Policymakers are widely expected to cut interest rates for a seventh time this year in an attempt to prop up a shaky U.S. economy. The Fed has already cut rates by a total of 2.75 percentage points this year.

Analysts said the generally grim tone of the report lent support to the idea of further rate easing ahead.

"It confirms the notion that the economy was weak headed into the third quarter," said Richard Berner, chief economist with Morgan Stanley in New York.

"This beige book contains anecdotal evidence with official government statistics that reveal economic weakness and points to a 25 basis point cut on August 21," said Mickey Levy, chief economist with Banc of America Securities in New York.

Some of the report's bleakest anecdotal detail dealt with the factory sector, which has borne the brunt of the economic slowdown this year.

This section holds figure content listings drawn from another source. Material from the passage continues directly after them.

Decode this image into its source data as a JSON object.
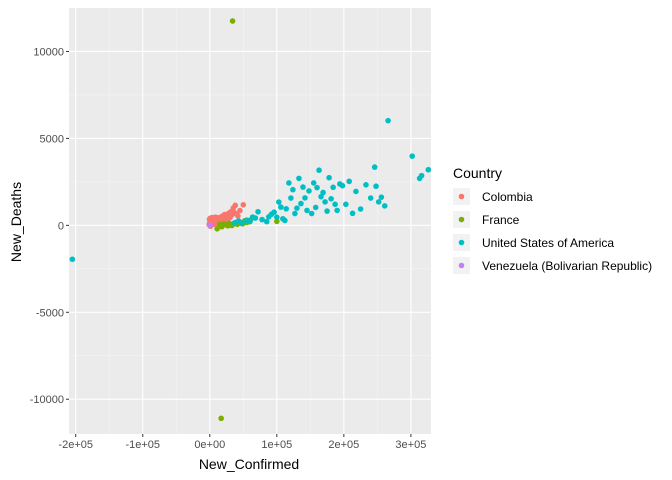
{
  "chart_data": {
    "type": "scatter",
    "title": "",
    "xlabel": "New_Confirmed",
    "ylabel": "New_Deaths",
    "xlim": [
      -210000,
      330000
    ],
    "ylim": [
      -12000,
      12500
    ],
    "x_ticks": [
      -200000,
      -100000,
      0,
      100000,
      200000,
      300000
    ],
    "x_tick_labels": [
      "-2e+05",
      "-1e+05",
      "0e+00",
      "1e+05",
      "2e+05",
      "3e+05"
    ],
    "y_ticks": [
      -10000,
      -5000,
      0,
      5000,
      10000
    ],
    "y_tick_labels": [
      "-10000",
      "-5000",
      "0",
      "5000",
      "10000"
    ],
    "grid": true,
    "background": "#ebebeb",
    "legend": {
      "title": "Country",
      "position": "right",
      "entries": [
        "Colombia",
        "France",
        "United States of America",
        "Venezuela (Bolivarian Republic)"
      ]
    },
    "series": [
      {
        "name": "Colombia",
        "color": "#F8766D",
        "points": [
          [
            -1000,
            50
          ],
          [
            -500,
            350
          ],
          [
            0,
            150
          ],
          [
            500,
            400
          ],
          [
            1000,
            -50
          ],
          [
            1500,
            250
          ],
          [
            2000,
            100
          ],
          [
            2500,
            300
          ],
          [
            3000,
            450
          ],
          [
            3500,
            50
          ],
          [
            4000,
            200
          ],
          [
            4500,
            350
          ],
          [
            5000,
            120
          ],
          [
            5500,
            280
          ],
          [
            6000,
            420
          ],
          [
            6500,
            60
          ],
          [
            7000,
            330
          ],
          [
            7500,
            180
          ],
          [
            8000,
            470
          ],
          [
            8500,
            240
          ],
          [
            9000,
            110
          ],
          [
            9500,
            380
          ],
          [
            10000,
            200
          ],
          [
            10500,
            310
          ],
          [
            11000,
            450
          ],
          [
            11500,
            150
          ],
          [
            12000,
            280
          ],
          [
            12500,
            390
          ],
          [
            13000,
            220
          ],
          [
            13500,
            350
          ],
          [
            14000,
            80
          ],
          [
            14500,
            430
          ],
          [
            15000,
            260
          ],
          [
            15500,
            170
          ],
          [
            16000,
            370
          ],
          [
            17000,
            300
          ],
          [
            18000,
            520
          ],
          [
            19000,
            240
          ],
          [
            20000,
            470
          ],
          [
            21000,
            350
          ],
          [
            22000,
            620
          ],
          [
            23000,
            410
          ],
          [
            24000,
            280
          ],
          [
            25000,
            560
          ],
          [
            26000,
            480
          ],
          [
            27000,
            380
          ],
          [
            28000,
            690
          ],
          [
            29000,
            520
          ],
          [
            30000,
            440
          ],
          [
            31000,
            770
          ],
          [
            33000,
            600
          ],
          [
            35000,
            990
          ],
          [
            37000,
            720
          ],
          [
            38000,
            1150
          ],
          [
            40000,
            650
          ],
          [
            42000,
            540
          ],
          [
            45000,
            850
          ],
          [
            50000,
            1180
          ]
        ]
      },
      {
        "name": "France",
        "color": "#7CAE00",
        "points": [
          [
            34000,
            11750
          ],
          [
            11000,
            -200
          ],
          [
            15000,
            50
          ],
          [
            18000,
            -80
          ],
          [
            21000,
            80
          ],
          [
            24000,
            30
          ],
          [
            27000,
            -30
          ],
          [
            29000,
            120
          ],
          [
            31000,
            60
          ],
          [
            33000,
            -10
          ],
          [
            36000,
            100
          ],
          [
            39000,
            170
          ],
          [
            41000,
            60
          ],
          [
            44000,
            220
          ],
          [
            46000,
            130
          ],
          [
            49000,
            90
          ],
          [
            52000,
            260
          ],
          [
            55000,
            160
          ],
          [
            58000,
            200
          ],
          [
            61000,
            320
          ],
          [
            100000,
            230
          ],
          [
            17000,
            -11100
          ]
        ]
      },
      {
        "name": "United States of America",
        "color": "#00BFC4",
        "points": [
          [
            -205000,
            -1950
          ],
          [
            37000,
            150
          ],
          [
            43000,
            250
          ],
          [
            48000,
            120
          ],
          [
            55000,
            300
          ],
          [
            60000,
            220
          ],
          [
            64000,
            480
          ],
          [
            68000,
            420
          ],
          [
            72000,
            780
          ],
          [
            78000,
            330
          ],
          [
            85000,
            210
          ],
          [
            88000,
            490
          ],
          [
            92000,
            640
          ],
          [
            96000,
            760
          ],
          [
            100000,
            470
          ],
          [
            103000,
            1340
          ],
          [
            106000,
            1050
          ],
          [
            109000,
            380
          ],
          [
            112000,
            280
          ],
          [
            114000,
            950
          ],
          [
            118000,
            2440
          ],
          [
            121000,
            1570
          ],
          [
            124000,
            2050
          ],
          [
            127000,
            680
          ],
          [
            130000,
            990
          ],
          [
            133000,
            2700
          ],
          [
            136000,
            1250
          ],
          [
            139000,
            2200
          ],
          [
            142000,
            1580
          ],
          [
            145000,
            860
          ],
          [
            148000,
            1980
          ],
          [
            152000,
            680
          ],
          [
            155000,
            2440
          ],
          [
            158000,
            1030
          ],
          [
            160000,
            2170
          ],
          [
            163000,
            3170
          ],
          [
            166000,
            1650
          ],
          [
            169000,
            1890
          ],
          [
            172000,
            1350
          ],
          [
            175000,
            820
          ],
          [
            178000,
            2740
          ],
          [
            181000,
            1530
          ],
          [
            184000,
            2190
          ],
          [
            187000,
            1210
          ],
          [
            190000,
            860
          ],
          [
            194000,
            2380
          ],
          [
            198000,
            2280
          ],
          [
            203000,
            1210
          ],
          [
            208000,
            2530
          ],
          [
            213000,
            690
          ],
          [
            218000,
            1950
          ],
          [
            225000,
            940
          ],
          [
            233000,
            2330
          ],
          [
            240000,
            1570
          ],
          [
            246000,
            3350
          ],
          [
            248000,
            2250
          ],
          [
            252000,
            1350
          ],
          [
            256000,
            1620
          ],
          [
            261000,
            1120
          ],
          [
            266000,
            6020
          ],
          [
            302000,
            3980
          ],
          [
            313000,
            2700
          ],
          [
            316000,
            2860
          ],
          [
            326000,
            3200
          ]
        ]
      },
      {
        "name": "Venezuela (Bolivarian Republic)",
        "color": "#C77CFF",
        "points": [
          [
            200,
            5
          ],
          [
            400,
            10
          ]
        ]
      }
    ]
  }
}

In July, manufacturing shed 49,000 workers, and has lost 837,000 jobs in the last 12 months.

"Reports of reduced work hours, lost overtime, forced furloughs, planned shutdowns, and layoffs were pervasive," the report said, noting specific weakness in clothing, computers, semiconductors, steel and telecommunications gear production.

"In addition to conditions in the domestic economy, districts attributed the current malaise in manufacturing to softening international demand for U.S. goods -- particularly in Europe and Asia," the report said.

RETAILER PESSIMISM

Retail sales were also reported as "sluggish" and frequently below expectations during the survey period, despite discounts aimed at luring shoppers to stores.

Some retailers asked manufacturers to warehouse goods until existing inventories had been sold and the pessimistic retailing mood also showed up in the form of lower back-to-school and Christmas orders, the Fed said.

The continued weakness in the economy did, however, have a brighter side in the form of reduced price pressures.

"Continued slow economic growth loosened labor markets and eased wage pressures in most Districts in June and July, but rising benefit costs continued to add to compensation costs," the Fed said. Employers were looking at ways to trim those benefit expenses, with the Kansas City Fed noting some area firms were looking at ways to cut free parking and health club perks.

Falling input costs and stiff competition have also kept consumer-level prices in check, the report said.